Oleh: Mhd. Zaki, S.Sos, M.H.
Kemeriahan perhelatan budaya dan kesenian pada malam “Keagungan Melayu Jambi” dengan menampilkan Krinok sebagai pengiring pertunjukan yang digelar beberapa waktu yang lalu secara umum berjalan dengan sukses.
Kesuksesan itu tentu saja tidak lain adalah hasil dari sebuah kerja sama yang apik dari berbagai pihak. Termasuk dari para pelaku tradisi itu sendiri, yang telah menunjukkan kebersahajaan mereka dengan menampilkan sebuah tontonan yang luar biasa bagi para tamu undangan dan masyarakat Jambi umumnya.

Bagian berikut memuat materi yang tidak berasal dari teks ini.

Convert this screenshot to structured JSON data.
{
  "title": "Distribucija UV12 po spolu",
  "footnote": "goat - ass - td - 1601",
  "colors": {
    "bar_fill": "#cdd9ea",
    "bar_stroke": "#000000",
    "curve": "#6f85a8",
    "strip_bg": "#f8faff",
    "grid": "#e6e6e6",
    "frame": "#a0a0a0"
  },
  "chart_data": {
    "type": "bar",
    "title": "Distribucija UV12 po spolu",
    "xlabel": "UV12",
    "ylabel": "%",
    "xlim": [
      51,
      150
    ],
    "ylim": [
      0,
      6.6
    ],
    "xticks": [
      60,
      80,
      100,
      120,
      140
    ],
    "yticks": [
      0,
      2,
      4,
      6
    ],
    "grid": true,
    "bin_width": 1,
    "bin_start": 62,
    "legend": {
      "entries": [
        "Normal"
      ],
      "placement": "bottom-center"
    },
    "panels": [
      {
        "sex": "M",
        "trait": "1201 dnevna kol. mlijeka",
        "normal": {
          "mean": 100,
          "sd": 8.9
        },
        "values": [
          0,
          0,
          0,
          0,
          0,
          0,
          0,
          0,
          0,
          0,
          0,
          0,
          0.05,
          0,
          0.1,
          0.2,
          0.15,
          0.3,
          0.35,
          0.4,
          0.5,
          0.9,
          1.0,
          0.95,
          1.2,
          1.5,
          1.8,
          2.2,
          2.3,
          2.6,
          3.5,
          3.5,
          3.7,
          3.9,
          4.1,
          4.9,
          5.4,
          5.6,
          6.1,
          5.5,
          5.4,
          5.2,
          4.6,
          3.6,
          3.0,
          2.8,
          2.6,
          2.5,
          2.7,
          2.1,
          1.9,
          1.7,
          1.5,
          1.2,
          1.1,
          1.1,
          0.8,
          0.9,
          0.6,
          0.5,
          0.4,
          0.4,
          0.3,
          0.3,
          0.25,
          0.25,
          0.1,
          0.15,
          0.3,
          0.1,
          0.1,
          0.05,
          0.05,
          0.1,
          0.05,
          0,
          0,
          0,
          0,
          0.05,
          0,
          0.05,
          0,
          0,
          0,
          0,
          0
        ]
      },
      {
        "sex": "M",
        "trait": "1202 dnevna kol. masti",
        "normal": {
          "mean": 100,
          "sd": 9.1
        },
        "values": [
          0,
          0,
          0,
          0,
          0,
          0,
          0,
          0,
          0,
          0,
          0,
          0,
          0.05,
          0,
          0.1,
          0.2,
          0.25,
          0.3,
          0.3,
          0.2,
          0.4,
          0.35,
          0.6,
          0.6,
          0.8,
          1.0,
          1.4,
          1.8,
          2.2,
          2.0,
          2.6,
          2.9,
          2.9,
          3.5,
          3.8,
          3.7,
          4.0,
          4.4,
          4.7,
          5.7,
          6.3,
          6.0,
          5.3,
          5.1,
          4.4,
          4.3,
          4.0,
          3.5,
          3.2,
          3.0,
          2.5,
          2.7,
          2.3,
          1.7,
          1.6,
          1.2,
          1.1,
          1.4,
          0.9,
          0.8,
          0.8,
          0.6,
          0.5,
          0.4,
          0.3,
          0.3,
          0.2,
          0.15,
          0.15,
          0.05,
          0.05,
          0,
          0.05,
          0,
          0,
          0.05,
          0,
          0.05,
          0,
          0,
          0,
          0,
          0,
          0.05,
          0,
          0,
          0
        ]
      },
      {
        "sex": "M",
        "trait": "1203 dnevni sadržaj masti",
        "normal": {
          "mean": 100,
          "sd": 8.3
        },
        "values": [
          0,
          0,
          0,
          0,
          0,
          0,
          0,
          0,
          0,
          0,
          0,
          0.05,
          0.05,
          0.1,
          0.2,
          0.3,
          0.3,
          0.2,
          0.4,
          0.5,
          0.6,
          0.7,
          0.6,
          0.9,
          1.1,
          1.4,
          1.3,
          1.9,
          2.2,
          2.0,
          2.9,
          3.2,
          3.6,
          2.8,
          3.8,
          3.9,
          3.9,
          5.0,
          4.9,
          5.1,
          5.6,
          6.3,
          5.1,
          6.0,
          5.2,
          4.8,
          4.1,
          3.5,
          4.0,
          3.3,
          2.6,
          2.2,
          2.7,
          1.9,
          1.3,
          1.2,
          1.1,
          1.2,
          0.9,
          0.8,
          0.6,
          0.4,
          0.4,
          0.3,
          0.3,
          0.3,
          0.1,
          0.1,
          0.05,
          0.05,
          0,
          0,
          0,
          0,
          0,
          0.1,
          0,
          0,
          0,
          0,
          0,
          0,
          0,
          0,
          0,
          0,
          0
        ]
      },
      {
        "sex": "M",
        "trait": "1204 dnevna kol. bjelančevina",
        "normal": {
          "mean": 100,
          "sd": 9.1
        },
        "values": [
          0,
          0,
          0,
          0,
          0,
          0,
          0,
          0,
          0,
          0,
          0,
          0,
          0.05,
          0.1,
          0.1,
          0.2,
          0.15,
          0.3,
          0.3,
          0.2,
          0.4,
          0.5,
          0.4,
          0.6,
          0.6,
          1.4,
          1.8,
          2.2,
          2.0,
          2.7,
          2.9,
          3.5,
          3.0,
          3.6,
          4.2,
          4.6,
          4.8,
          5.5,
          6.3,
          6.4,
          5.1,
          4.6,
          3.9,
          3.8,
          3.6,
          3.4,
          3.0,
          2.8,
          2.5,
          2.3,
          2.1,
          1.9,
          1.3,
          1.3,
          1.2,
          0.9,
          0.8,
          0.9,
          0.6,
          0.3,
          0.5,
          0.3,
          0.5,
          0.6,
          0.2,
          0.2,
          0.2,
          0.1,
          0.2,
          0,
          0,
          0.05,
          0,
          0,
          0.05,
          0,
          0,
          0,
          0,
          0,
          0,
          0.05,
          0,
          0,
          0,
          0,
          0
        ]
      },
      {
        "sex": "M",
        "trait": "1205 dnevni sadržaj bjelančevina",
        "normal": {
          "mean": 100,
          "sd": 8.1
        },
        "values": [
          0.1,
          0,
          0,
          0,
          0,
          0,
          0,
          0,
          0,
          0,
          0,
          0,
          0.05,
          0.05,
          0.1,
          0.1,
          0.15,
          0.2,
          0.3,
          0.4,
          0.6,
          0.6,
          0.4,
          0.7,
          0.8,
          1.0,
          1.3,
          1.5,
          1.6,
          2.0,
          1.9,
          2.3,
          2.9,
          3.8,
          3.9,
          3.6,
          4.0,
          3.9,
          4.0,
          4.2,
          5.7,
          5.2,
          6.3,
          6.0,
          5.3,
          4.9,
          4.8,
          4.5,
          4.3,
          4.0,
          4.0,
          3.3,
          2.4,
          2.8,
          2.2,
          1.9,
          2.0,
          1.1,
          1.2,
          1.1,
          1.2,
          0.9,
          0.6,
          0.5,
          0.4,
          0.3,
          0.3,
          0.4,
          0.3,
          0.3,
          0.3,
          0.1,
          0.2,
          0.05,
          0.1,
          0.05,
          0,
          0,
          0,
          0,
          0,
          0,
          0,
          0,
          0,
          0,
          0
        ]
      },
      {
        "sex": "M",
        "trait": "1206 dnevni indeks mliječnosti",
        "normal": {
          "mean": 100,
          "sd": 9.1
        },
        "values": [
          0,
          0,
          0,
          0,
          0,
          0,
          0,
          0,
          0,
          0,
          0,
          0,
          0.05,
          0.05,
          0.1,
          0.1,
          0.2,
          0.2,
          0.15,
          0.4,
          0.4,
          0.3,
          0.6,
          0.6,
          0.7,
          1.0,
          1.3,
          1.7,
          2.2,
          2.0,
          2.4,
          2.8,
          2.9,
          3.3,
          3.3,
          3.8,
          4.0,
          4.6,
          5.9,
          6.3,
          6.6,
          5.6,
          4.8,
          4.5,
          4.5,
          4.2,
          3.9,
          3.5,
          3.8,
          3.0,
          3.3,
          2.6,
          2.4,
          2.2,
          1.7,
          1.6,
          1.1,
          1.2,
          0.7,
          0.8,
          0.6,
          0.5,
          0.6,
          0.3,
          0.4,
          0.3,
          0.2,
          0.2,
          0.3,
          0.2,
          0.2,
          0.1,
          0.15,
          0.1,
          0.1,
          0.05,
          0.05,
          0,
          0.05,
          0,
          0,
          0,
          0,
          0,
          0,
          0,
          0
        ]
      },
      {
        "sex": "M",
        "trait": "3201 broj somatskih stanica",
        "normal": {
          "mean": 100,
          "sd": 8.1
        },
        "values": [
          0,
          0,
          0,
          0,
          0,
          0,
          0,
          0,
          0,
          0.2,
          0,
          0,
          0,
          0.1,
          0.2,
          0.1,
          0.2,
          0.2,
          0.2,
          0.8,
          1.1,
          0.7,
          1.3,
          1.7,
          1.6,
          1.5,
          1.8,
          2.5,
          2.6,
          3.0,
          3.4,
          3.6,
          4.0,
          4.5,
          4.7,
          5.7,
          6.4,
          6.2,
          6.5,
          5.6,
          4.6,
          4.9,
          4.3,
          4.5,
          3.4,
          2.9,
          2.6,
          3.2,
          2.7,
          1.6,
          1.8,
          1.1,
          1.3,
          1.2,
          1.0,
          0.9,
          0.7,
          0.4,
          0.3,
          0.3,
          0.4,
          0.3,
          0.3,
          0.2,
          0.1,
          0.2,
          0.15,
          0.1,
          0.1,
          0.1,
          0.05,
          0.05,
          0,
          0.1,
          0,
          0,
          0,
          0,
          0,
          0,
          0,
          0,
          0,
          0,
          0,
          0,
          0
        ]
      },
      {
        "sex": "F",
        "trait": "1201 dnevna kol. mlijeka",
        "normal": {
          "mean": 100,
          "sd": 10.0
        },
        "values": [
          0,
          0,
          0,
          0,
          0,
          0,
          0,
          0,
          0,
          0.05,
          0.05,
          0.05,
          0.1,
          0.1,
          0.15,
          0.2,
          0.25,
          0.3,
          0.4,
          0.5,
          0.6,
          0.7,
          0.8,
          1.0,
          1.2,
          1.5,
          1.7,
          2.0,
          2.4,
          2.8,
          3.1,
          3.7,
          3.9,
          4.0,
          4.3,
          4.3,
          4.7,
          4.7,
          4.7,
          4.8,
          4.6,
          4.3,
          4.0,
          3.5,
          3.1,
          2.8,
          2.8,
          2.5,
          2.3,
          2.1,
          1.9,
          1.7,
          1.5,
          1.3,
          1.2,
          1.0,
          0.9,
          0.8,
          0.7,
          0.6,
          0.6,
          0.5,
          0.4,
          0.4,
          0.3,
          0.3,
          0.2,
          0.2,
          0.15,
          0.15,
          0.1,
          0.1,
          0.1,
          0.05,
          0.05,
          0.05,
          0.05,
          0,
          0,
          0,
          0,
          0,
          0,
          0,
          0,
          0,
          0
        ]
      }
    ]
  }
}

Berkenaan dengan peristiwa budaya tersebut, maka sudah sepantasnya jika kita memberikan apresiasi yang lebih terhadap mereka. Bukan bermaksud berlebih-lebihan, tapi mereka memang pantas untuk mendapatkan pujian itu. Karena tanpa kehadiran mereka, maka dapat dipastikan acara yang kita gadang-gadangkan sebagai usaha dan upaya kita untuk mengangkat budaya melayu Jambi ke permukaan yang diibaratkan seperti mengangkat batang terendam pada malam itu akan dirasa hambar.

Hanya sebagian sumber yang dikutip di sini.